Lockheed Martin Skunk Works, the Missile Defense Agency, and the U.S. Air Force successfully connected an F-35, U-2 and a ground station in a ground-breaking test demonstrating a secure distribution of sensitive information across multiple platforms, facilitating true multi-domain operation. During the demonstration, called Project Riot, an F-35 detected a missile launch at long range, using standard onboard sensors. It then shared that information through the U-2 gateway, providing an early warning to an air defense center on the ground, enabling the commander to quickly make the decision to target the threat. This level of connectivity reduces the data-to-decision timeline from minutes to seconds, a necessary precondition in fighting near-peer adversaries and advanced threats.

Project Riot builds on a series of open systems architecture demonstrations proving how incremental increases in capability can be rapidly fielded to enable a connected network across air, ground, sea, space and cyber domains. The project is run under a partnership with the Air Force Life Cycle Management Center at Hanscom Air Force Base, Massachusetts, and the Missile Defense Agency. Leveraging common industry standards to drive down cost and shorten schedules, the team achieved four mission-critical data points in less than four months.

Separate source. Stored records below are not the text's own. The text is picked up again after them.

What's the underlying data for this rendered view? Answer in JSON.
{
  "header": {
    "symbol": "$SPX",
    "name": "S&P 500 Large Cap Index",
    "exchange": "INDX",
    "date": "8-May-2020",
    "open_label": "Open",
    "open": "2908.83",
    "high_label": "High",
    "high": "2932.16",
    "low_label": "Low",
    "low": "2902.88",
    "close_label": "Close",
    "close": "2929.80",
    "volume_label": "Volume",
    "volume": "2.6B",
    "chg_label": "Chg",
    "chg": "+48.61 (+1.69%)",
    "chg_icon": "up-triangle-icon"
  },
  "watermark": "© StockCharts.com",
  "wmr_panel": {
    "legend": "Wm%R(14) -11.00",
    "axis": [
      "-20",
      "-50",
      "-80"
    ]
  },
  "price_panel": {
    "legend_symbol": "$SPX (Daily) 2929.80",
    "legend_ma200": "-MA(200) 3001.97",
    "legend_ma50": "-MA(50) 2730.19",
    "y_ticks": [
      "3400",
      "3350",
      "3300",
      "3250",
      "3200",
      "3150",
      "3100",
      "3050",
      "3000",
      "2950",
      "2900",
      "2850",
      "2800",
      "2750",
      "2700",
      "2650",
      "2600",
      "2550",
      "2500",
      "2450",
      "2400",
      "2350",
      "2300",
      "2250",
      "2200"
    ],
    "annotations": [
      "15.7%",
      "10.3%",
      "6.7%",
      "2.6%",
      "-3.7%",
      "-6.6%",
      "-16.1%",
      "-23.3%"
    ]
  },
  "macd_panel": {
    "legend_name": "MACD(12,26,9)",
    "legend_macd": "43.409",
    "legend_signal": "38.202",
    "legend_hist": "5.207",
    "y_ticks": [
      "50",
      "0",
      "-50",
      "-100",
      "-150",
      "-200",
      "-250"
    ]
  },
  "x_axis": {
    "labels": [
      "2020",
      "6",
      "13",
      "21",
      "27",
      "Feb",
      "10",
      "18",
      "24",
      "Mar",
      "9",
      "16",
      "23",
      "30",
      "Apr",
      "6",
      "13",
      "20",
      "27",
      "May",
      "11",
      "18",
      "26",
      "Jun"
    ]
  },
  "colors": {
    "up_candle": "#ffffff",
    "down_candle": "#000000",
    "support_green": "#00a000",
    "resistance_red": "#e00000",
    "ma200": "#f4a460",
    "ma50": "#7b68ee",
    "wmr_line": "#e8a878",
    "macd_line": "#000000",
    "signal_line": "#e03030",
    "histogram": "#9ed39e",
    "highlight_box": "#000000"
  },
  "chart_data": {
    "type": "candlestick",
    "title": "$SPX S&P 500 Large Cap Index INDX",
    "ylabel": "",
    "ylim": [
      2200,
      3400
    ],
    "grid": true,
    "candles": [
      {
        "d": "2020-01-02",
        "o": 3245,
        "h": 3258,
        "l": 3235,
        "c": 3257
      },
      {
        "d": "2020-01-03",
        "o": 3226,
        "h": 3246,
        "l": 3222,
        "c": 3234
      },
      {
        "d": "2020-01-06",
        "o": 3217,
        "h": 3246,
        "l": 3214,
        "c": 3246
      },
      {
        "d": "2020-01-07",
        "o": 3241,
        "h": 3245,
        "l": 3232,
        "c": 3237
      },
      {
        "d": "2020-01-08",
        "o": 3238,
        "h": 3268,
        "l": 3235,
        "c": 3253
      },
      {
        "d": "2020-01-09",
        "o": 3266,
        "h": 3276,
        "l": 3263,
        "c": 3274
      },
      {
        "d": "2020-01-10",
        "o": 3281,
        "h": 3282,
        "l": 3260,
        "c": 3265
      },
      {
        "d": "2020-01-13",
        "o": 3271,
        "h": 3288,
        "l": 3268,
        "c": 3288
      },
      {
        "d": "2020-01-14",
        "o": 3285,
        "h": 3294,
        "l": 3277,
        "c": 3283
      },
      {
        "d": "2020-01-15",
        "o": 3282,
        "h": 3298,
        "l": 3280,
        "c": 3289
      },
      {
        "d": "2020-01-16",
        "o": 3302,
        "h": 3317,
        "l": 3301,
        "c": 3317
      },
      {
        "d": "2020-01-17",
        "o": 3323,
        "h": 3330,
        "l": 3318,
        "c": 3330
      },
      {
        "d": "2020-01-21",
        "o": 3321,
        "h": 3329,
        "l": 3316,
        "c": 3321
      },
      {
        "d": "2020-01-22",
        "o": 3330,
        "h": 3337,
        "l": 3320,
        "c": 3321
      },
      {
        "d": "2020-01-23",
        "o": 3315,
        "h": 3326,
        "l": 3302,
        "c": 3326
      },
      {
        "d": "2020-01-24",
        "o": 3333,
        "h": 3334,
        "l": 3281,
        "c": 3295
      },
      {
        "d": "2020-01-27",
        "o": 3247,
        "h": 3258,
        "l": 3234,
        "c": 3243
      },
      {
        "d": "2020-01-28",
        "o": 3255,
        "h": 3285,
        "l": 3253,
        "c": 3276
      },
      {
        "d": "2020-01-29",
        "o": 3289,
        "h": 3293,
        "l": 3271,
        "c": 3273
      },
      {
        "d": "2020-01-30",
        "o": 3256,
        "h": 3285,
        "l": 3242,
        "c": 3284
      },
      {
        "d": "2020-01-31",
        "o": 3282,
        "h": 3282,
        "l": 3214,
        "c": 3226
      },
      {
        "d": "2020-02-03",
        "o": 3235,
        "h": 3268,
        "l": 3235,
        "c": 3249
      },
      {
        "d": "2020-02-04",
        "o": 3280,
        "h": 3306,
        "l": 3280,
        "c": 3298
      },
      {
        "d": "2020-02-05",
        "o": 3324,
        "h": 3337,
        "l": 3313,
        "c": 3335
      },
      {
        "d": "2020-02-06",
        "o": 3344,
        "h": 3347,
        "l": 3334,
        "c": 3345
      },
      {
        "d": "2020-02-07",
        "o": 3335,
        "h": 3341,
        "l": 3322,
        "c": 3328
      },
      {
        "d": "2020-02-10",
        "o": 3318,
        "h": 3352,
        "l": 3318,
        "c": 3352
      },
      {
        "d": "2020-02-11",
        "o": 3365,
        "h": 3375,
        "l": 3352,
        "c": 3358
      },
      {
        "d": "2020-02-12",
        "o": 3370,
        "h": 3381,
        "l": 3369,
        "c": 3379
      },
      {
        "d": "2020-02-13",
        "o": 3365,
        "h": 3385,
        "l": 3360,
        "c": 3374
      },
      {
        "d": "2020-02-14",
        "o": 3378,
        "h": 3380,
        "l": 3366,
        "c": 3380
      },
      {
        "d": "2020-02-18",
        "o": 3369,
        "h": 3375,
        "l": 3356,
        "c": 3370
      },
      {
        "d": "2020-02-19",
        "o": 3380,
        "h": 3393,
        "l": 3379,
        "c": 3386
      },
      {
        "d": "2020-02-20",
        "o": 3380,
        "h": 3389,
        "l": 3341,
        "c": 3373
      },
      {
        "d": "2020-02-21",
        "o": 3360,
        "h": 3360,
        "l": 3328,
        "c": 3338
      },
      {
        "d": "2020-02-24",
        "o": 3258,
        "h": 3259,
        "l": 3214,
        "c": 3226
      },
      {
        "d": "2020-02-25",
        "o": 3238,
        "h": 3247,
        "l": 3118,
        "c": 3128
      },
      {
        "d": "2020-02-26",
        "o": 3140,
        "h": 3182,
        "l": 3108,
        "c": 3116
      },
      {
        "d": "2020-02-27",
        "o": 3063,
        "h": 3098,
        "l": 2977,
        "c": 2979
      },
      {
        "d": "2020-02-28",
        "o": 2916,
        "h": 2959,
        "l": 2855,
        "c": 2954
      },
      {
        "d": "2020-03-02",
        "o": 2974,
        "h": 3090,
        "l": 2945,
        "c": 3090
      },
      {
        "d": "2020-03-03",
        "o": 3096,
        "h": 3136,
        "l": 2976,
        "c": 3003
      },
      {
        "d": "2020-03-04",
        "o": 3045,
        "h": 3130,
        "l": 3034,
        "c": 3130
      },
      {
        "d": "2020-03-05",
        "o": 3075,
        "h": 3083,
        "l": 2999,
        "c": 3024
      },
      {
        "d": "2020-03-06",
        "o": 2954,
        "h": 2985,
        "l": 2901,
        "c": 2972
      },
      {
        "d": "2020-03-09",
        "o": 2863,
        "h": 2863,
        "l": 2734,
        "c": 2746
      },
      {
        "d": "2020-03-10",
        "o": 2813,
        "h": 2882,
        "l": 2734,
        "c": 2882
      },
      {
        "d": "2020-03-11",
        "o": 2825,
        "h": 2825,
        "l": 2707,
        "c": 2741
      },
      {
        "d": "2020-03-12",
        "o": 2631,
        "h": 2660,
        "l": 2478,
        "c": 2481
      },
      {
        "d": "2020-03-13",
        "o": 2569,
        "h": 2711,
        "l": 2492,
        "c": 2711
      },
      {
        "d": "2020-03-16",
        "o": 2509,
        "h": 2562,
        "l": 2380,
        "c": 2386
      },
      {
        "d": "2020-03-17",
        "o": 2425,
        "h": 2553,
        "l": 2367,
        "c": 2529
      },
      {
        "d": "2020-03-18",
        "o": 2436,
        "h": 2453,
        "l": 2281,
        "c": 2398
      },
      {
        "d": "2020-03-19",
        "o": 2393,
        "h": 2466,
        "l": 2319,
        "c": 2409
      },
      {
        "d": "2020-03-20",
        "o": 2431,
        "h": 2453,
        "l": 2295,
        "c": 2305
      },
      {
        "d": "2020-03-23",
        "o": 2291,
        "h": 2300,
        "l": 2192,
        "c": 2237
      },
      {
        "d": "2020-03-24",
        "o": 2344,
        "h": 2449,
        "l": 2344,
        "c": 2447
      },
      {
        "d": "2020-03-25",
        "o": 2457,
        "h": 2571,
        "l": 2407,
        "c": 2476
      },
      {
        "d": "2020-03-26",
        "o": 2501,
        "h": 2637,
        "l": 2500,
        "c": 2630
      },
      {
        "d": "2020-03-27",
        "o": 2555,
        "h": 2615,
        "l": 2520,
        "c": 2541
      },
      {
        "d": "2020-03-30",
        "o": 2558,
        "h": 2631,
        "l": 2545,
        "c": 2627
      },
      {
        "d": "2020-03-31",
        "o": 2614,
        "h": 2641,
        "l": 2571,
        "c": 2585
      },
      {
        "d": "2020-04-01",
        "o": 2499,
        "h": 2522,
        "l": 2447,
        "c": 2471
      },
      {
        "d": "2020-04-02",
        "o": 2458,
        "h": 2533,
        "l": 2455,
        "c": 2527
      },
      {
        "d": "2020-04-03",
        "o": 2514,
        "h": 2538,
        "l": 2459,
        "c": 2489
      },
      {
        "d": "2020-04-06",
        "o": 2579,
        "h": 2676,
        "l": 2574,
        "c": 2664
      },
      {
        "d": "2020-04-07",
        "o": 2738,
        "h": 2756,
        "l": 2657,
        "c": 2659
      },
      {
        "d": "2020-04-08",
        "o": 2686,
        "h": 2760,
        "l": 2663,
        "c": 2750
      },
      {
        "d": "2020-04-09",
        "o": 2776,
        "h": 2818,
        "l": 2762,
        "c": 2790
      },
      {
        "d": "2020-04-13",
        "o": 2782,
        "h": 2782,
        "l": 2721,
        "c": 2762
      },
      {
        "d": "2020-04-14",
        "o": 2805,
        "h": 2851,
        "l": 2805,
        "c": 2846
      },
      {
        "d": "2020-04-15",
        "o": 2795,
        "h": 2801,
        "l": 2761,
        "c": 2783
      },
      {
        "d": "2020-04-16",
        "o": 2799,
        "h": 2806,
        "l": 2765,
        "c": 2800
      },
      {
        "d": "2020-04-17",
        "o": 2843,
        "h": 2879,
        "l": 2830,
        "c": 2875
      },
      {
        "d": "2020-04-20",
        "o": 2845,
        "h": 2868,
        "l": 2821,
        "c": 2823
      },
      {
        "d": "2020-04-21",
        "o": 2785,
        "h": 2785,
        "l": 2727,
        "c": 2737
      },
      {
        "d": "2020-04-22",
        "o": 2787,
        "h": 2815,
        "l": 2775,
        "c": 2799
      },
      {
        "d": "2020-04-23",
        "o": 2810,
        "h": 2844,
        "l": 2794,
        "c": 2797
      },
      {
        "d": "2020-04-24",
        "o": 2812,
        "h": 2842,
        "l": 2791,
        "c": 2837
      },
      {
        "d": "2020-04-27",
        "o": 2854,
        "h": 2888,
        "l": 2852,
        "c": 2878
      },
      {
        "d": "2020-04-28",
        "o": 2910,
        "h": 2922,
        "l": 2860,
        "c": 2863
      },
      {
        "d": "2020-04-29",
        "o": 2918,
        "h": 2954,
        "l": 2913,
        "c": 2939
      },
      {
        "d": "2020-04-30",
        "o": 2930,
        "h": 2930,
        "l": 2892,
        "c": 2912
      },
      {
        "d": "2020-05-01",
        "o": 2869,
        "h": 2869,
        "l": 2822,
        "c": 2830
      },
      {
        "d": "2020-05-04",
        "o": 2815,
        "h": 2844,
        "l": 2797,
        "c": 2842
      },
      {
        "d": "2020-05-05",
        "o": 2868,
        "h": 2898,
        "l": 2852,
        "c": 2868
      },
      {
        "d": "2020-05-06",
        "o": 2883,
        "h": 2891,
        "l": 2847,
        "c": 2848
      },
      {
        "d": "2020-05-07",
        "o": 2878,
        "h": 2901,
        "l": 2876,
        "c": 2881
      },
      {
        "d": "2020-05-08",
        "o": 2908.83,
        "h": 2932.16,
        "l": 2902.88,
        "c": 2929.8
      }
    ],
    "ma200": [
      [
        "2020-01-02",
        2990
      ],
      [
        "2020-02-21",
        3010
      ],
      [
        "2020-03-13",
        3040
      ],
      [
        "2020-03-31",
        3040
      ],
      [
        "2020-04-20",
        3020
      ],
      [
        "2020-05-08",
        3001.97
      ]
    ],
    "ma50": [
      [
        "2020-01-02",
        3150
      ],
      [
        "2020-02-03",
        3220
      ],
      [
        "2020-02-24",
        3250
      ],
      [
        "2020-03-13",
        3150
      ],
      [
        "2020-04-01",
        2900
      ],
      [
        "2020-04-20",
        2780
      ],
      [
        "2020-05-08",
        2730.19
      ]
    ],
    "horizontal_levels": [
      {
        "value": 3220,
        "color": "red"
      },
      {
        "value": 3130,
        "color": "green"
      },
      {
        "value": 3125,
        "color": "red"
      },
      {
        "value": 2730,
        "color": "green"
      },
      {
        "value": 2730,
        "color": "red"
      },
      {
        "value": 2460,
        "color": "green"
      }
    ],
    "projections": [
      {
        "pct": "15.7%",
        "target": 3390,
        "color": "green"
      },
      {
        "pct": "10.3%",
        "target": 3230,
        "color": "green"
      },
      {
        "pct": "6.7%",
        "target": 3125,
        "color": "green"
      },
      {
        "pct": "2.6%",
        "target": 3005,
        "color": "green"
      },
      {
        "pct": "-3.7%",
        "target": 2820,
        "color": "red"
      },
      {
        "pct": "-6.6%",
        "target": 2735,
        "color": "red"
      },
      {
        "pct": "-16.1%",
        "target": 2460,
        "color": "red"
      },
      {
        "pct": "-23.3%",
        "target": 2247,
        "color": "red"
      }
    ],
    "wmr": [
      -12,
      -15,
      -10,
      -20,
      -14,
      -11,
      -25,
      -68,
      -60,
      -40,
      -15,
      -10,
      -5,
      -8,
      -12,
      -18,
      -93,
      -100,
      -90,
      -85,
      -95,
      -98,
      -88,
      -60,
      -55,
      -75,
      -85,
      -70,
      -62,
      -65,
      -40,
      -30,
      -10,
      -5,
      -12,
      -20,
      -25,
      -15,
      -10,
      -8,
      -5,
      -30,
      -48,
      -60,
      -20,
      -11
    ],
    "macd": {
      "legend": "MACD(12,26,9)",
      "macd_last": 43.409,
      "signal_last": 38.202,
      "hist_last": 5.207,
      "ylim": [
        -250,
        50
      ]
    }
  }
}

“With its long-range standoff sensors, on-board processing and ability to operate in and around contested environments, the U-2 continues to play a critical role in demonstrating new capabilities today, while transforming operations for tomorrow’s battlespace,” said John Clark, vice president of ISR & UAS at Lockheed Martin Skunk Works. Through the demonstration, the team leveraged the modernized U-2’s payload capacity, modular design and open architecture to provide beyond-line-of-sight communications between the F-35 and a multi-domain ground station. The link established two new data paths to securely transmit 5th generation sensor data at multiple levels of security from the stealth fighter to the warfighter on the ground, thus enabling a multi-domain network of legacy and 5th generation systems. The information dissemination from the F-35 used the Air Force’s Universal Command and Control Interface and Open Mission Systems (OMS) standards.